We're never too old for Easter baskets.
Who says adults can't wake up to a basket full of goodies on Easter Sunday? And no, we're not talking marshmallow peeps, jelly beans, and Cadbury Crème Eggs. More and more baskets, including these garden varieties, are being crafted and carefully curated to suit the taste of the more young-at-heart Southern moms.
We decorate the house with Easter trees.
Decorative trees aren't just reserved for Christmas in the South, as we often bring tradition indoors with an Easter tree centerpiece. Made with edible or adorned eggs hanging from branches, these trees bring a festive focal point to our homes. Follow this step-by-step tutorial to create your very own candy Easter tree.
We eat very specific foods, and a lot of it.
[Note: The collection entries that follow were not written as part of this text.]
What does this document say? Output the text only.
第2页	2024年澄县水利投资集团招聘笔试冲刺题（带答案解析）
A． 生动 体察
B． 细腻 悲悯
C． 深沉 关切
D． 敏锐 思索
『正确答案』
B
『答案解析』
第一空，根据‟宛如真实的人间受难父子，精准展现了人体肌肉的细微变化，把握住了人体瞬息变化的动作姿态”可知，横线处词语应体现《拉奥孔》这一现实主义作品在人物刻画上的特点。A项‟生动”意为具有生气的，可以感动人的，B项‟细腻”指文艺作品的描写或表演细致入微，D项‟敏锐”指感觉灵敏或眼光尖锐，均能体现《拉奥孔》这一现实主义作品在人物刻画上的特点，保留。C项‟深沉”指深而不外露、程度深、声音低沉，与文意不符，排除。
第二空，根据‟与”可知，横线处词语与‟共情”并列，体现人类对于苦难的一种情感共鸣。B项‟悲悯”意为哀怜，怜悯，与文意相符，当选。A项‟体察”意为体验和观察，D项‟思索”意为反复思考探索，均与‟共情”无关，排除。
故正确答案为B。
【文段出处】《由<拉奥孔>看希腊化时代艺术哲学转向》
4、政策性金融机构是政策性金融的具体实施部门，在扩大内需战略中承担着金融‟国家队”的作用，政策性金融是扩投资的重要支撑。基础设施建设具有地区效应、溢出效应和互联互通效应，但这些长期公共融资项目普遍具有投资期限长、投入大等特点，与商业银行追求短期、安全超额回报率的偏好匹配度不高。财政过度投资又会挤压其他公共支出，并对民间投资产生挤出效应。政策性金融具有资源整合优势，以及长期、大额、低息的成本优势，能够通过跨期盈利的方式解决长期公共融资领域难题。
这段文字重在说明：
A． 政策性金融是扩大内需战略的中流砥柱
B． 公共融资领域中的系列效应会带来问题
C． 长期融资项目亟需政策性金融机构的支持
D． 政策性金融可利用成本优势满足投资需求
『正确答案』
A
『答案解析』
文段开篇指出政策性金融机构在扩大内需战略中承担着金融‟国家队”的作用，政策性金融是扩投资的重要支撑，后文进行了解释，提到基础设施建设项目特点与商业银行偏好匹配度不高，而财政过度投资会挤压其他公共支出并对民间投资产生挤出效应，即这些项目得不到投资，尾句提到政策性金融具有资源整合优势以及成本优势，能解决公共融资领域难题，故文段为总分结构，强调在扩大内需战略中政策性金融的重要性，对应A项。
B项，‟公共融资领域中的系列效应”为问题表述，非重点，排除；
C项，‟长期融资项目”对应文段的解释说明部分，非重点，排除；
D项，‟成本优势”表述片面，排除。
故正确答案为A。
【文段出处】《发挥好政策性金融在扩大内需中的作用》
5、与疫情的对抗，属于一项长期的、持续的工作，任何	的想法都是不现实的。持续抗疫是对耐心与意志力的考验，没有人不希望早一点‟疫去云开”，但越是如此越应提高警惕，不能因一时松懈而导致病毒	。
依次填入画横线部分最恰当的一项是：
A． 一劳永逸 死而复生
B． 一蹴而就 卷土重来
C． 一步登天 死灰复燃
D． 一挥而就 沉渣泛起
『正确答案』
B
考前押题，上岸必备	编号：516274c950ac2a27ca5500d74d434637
Holidays give us the perfect excuse for eating, decorating, and sharing special traditions—the three things we love most here in the South (besides porch sitting). While hot cross buns are typically served on Good Friday, we reserve most everything else for the feast on Sunday, which usually includes glazed ham, potato salad, and sugar-laden sweet tea or lemonade. Pineapple casserole, ambrosia, and grandma's famous coconut cake will also make the menu—just don't forget the star of the relish tray: delicious, deviled eggs.
WATCH: Boiling Easter Eggs: An Easy Guide on How to Boil Eggs for Easter
We probably won't don our white shoes before Easter.
You don't mess with tradition in the South, which means not wearing white shoes before Easter. Generally, we bust out the white soles around Memorial Day. So if you have an Easter ensemble that would look great with white shoes, you can either go for the gusto or opt for a pair that's either ivory or neutral. That being said, the jury is still out on what to do about white heels post-Labor Day.